Just the idea that the medium is trying to convey its “content” through various ways of expressing itself is interesting. For example, when I’m in a new town, I don’t necessarily care so much about what the name of a restaurant is. It probably will tell me little about the menu or the dining area or the type of service I will receive. What I look for, is the way it presents itself. What kind of sign/logo do they have? Do I recognize it as a chain? I feel like most of the time this is kind of done without even thinking about it. But, of course, after reading this passage I was like well, yeah, I do that. The medium of the logo and the idea of the chain represent and are an extension of what you’re going to get when you enter it.
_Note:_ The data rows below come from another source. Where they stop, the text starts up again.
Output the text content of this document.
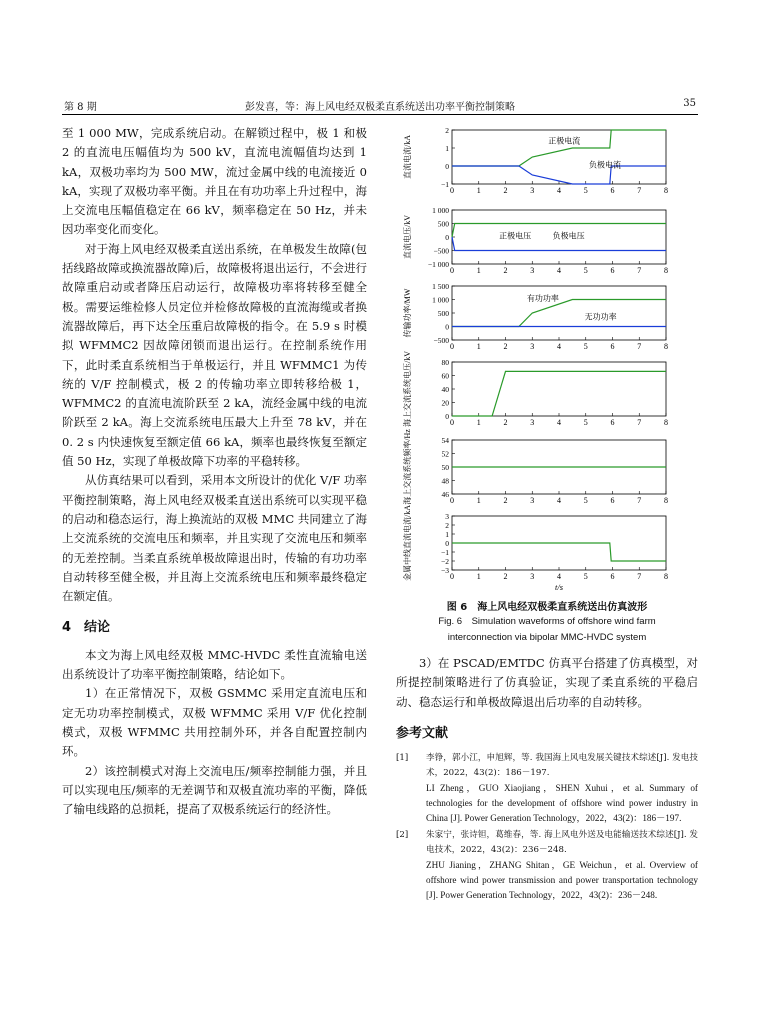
第 8 期	彭发喜，等：海上风电经双极柔直系统送出功率平衡控制策略	35

至 1 000 MW，完成系统启动。在解锁过程中，极 1 和极 2 的直流电压幅值均为 500 kV，直流电流幅值均达到 1 kA，双极功率均为 500 MW，流过金属中线的电流接近 0 kA，实现了双极功率平衡。并且在有功功率上升过程中，海上交流电压幅值稳定在 66 kV，频率稳定在 50 Hz，并未因功率变化而变化。

对于海上风电经双极柔直送出系统，在单极发生故障(包括线路故障或换流器故障)后，故障极将退出运行，不会进行故障重启动或者降压启动运行，故障极功率将转移至健全极。需要运维检修人员定位并检修故障极的直流海缆或者换流器故障后，再下达全压重启故障极的指令。在 5.9 s 时模拟 WFMMC2 因故障闭锁而退出运行。在控制系统作用下，此时柔直系统相当于单极运行，并且 WFMMC1 为传统的 V/F 控制模式，极 2 的传输功率立即转移给极 1，WFMMC2 的直流电流阶跃至 2 kA，流经金属中线的电流阶跃至 2 kA。海上交流系统电压最大上升至 78 kV，并在 0. 2 s 内快速恢复至额定值 66 kA，频率也最终恢复至额定值 50 Hz，实现了单极故障下功率的平稳转移。

从仿真结果可以看到，采用本文所设计的优化 V/F 功率平衡控制策略，海上风电经双极柔直送出系统可以实现平稳的启动和稳态运行，海上换流站的双极 MMC 共同建立了海上交流系统的交流电压和频率，并且实现了交流电压和频率的无差控制。当柔直系统单极故障退出时，传输的有功功率自动转移至健全极，并且海上交流系统电压和频率最终稳定在额定值。

4　结论

本文为海上风电经双极 MMC-HVDC 柔性直流输电送出系统设计了功率平衡控制策略，结论如下。

1）在正常情况下，双极 GSMMC 采用定直流电压和定无功功率控制模式，双极 WFMMC 采用 V/F 优化控制模式，双极 WFMMC 共用控制外环，并各自配置控制内环。

2）该控制模式对海上交流电压/频率控制能力强，并且可以实现电压/频率的无差调节和双极直流功率的平衡，降低了输电线路的总损耗，提高了双极系统运行的经济性。

0	1	2	3	4	5	6	7	8
2
1
0
−1
直流电流/kA	正极电流
负极电流
0	1	2	3	4	5	6	7	8
1 000
500
0
−500
−1 000
直流电压/kV	正极电压	负极电压
0	1	2	3	4	5	6	7	8
1 500
1 000
500
0
−500
传输功率/MW	有功功率
无功功率
0	1	2	3	4	5	6	7	8
80
60
40
20
0
海上交流系统电压/kV
0	1	2	3	4	5	6	7	8
54
52
50
48
46
海上交流系统频率/Hz
0	1	2	3	4	5	6	7	8
3
2
1
0
−1
−2
−3
金属中线直流电流/kA
t/s
图 6　海上风电经双极柔直系统送出仿真波形
Fig. 6　Simulation waveforms of offshore wind farm
interconnection via bipolar MMC-HVDC system

3）在 PSCAD/EMTDC 仿真平台搭建了仿真模型，对所提控制策略进行了仿真验证，实现了柔直系统的平稳启动、稳态运行和单极故障退出后功率的自动转移。

参考文献
[1] 李铮，郭小江，申旭辉，等. 我国海上风电发展关键技术综述[J]. 发电技术，2022，43(2)：186－197.
LI Zheng，GUO Xiaojiang，SHEN Xuhui，et al. Summary of technologies for the development of offshore wind power industry in China [J]. Power Generation Technology，2022，43(2)：186－197.
[2] 朱家宁，张诗钽，葛维春，等. 海上风电外送及电能输送技术综述[J]. 发电技术，2022，43(2)：236－248.
ZHU Jianing，ZHANG Shitan，GE Weichun，et al. Overview of offshore wind power transmission and power transportation technology [J]. Power Generation Technology，2022，43(2)：236－248.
Just like a website is a message in and of itself. If a company had a well-designed website, it will impress me more than the actual things it says in the passages describing how the company started and where it is now. I don’t care. If your site is presentable, your place and your content is probably presentable too. We just live in a world where we move so fast that we care more about how the media is presented to us rather than what it’s actually saying. I find this relevant when I have to post the same thing on 4 social media channels and get people from all 4 channels contacting me in various ways. People want to know things, but they want to know them (and they get the most out of them) when they are presented in a way that makes sense to them (is a way that is an extension of who they are/what they care about)
As I’m finishing up this post I’m realizing that I didn’t even dive into many of the other things I thought about while reading this post. Hopefully, we can have a very lively discussion in class tomorrow! What do you guys think?